Impact of the COVID-19 Pandemic on Alcohol Treatment Access and Harm Prevention in West Africa: Reports from NGOs and Community-Based Organizations
Recent research highlights how the COVID-19 pandemic has significantly impacted alcohol consumption patterns, yet research thus far has largely overlooked the experience in West Africa. Research also has not addressed how the COVID-19 pandemic has affected access to alcohol treatment, support, and alcohol harm prevention.

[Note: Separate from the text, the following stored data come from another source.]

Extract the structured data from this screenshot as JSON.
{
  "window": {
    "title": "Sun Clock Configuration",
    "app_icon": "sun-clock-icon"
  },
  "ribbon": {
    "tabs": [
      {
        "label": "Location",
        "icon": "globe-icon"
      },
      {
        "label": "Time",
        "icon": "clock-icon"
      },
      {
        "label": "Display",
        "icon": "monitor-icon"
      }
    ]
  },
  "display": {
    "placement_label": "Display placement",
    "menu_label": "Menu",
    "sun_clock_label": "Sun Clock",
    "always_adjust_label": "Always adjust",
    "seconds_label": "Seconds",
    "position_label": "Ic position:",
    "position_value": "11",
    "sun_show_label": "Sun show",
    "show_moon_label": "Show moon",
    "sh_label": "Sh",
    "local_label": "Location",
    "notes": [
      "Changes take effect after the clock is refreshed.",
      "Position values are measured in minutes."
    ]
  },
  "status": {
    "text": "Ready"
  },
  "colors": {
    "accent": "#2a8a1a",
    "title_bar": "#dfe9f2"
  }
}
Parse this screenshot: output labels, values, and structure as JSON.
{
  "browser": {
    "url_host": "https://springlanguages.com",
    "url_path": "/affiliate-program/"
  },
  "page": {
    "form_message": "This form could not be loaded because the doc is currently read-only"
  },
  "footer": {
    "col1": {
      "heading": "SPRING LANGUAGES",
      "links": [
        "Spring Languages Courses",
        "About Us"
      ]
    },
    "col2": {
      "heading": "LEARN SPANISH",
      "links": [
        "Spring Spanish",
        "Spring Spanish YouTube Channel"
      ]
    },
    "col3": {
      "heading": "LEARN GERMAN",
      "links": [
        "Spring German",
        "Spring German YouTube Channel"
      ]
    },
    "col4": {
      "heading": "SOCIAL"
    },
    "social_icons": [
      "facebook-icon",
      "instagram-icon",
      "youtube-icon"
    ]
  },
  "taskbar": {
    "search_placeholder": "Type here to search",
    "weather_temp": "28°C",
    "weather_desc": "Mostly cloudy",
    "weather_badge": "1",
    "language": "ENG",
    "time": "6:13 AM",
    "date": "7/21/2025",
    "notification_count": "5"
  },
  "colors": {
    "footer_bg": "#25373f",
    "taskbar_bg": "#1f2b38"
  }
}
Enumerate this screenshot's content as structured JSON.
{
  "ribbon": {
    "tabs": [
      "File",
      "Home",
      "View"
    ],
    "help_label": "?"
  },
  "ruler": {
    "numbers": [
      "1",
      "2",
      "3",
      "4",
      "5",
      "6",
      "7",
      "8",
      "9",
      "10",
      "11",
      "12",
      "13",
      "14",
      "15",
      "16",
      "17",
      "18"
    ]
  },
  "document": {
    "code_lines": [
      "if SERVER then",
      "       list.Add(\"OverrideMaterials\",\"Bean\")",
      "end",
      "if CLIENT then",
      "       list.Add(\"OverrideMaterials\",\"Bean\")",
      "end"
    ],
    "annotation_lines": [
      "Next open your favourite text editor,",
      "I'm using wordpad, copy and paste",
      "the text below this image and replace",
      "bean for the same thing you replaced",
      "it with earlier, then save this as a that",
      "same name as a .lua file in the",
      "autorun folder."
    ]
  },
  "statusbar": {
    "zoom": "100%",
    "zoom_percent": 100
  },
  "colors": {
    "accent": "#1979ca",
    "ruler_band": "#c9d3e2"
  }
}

This study addresses this research gap in West Africa, a low-resource setting with a very high burden of alcohol harm.
To understand the impact of the COVID-19 pandemic on alcohol use, access to alcohol, treatment access, and alcohol harm prevention activities in West Africa.
This study analyzed data from a cross-sectional online survey conducted in August and September of 2020 and distributed by the West Africa Alcohol Policy Alliance to their member alliances and stakeholders across nine countries (N = 140 participants) to understand their perceptions on COVID-19 and alcohol-related topics.
The findings convey a significant adverse impact on alcohol-focused NGOs and community-based organizations in West Africa. Overall, 94% of participants indicated that the COVID-19 pandemic adversely impacted their organizations’ work. In addition, 71% of participants reported reduced access to alcohol treatment or support in their communities. Lastly, 44% of the respondents indicated that people in their community drank less alcohol than usual, and only 33% answered that they perceived it to be harder to get alcohol.
These data underscore the significant impact of the COVID-19 pandemic across West Africa with respect to accessing alcohol treatment and organizational capacity to address alcohol harm. With the lack of infrastructure to address alcohol harm, this impact could exacerbate the high level of alcohol use and harm in the region.